In the Model browser, scroll down to locate the Exon feature class, and click the + (plus sign) next to Exons to display its attributes. Click Show next to DB Identifier and Length.
The Query Overview shows the query in progress, with four fields and two constraints. Also notice that a third type of icon, a blue square, appears next to a couple of the attributes. Clicking on a blue square icon next to an attribute brings up a window where the query Join Style may be modified. Click on the blue square icon next to Exon collection to bring up the Switch Join Style window. The default option is Show only Genes if they have a Exon. Change this to Show all Genes and show Exons if they are present and click Add to query.
Click Show results to run the query.
Notice that the results table contains the same rows as in the second example, but now there is a new column, Gene Exons. For example, looking at the second row, the Gene with DB Identifier 100862997 has 12 exons. Click on the 12 exons text to expand the table with additional rows containing the DB identifier and Length for each of the 12 exons.
By changing the join style, the exons have been grouped together by gene, making it easier to see how many exons each gene has. By contrast, if the query is run with the default option of “Show only Genes if they have a Exon”, the results table adds a new row for each exon.
Genomic Regions Search¶
The Genomic Regions Search is a tool to fetch features that are within a given set of genomic coordinates or are within a given number of bases flanking the coordinates.
To begin this type of search, click the Regions tab on the menu. A form will appear asking for the search parameters (organism, feature types, genomic coordinates, etc.)
The coordinates must have one of three formats:
- chromosome_name start end (tab delimited)
Click on the input examples to view a representative set of coordinates in each format.

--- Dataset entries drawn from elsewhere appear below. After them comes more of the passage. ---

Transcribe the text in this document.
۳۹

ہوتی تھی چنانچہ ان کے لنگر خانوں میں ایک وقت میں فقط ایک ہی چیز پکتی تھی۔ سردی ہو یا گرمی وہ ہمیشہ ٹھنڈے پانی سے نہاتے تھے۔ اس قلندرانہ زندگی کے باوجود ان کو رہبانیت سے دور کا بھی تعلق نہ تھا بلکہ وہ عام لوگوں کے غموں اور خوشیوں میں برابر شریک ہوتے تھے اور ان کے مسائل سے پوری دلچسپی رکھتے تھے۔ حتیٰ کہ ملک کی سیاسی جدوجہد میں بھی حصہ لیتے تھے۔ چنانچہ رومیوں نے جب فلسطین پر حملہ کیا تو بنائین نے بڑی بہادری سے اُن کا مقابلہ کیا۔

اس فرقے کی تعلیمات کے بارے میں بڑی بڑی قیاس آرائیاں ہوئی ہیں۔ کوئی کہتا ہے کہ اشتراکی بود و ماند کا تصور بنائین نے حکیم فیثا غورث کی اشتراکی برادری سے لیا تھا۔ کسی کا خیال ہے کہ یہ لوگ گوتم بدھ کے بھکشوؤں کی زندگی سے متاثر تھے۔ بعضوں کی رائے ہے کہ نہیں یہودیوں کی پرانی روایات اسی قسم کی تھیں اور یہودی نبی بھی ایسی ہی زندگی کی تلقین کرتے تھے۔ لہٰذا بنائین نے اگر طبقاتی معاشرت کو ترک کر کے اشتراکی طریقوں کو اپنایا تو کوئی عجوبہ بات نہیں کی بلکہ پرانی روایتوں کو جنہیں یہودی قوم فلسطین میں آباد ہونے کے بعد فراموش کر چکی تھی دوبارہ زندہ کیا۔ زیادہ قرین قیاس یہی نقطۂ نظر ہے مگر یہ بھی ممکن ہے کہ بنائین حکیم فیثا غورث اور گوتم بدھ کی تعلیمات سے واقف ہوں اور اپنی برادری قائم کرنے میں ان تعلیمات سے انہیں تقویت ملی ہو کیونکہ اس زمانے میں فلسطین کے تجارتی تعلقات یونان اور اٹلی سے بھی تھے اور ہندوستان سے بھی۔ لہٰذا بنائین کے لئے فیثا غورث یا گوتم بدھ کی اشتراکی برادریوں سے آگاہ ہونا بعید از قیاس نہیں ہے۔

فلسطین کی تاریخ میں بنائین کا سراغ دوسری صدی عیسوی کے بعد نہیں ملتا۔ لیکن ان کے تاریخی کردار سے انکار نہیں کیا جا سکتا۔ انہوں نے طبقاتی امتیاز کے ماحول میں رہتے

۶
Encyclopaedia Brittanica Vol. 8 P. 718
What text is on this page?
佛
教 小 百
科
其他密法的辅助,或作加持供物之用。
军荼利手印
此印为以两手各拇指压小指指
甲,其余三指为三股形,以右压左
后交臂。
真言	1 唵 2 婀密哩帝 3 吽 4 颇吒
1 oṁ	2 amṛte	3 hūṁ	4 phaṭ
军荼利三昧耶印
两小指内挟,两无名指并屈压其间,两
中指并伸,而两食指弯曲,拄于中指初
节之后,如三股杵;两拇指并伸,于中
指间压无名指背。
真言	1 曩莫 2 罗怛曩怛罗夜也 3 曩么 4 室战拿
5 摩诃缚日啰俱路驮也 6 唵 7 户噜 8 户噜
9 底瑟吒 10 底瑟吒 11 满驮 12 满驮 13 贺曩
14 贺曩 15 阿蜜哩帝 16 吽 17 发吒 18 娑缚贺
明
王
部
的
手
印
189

Click the Genome coordinates help text near the top of the form for more detailed information on the input format requirements.
The regions may be extended on either side of the genomic coordinates using the slider or the text field next to it. There is also the option to perform a strand-specific region search using the checkbox at the bottom of the form.
As an example, select A. mellifera from the Select Organism drop-down, click the box next to Select Feature Types to uncheck all of the boxes, then check the box next to Gene, and enter the following coordinates into the genomic regions search text field:
Then click Search. The search results page presents a list of features present within the genomic interval that was entered. In this case, the feature type was limited to Gene. The results may be exported as tab-separated or comma-separated values. If they contain genomic features, there is also the option to saved the results in GFF3 or BED format. The FASTA sequences of the features may also be downloaded.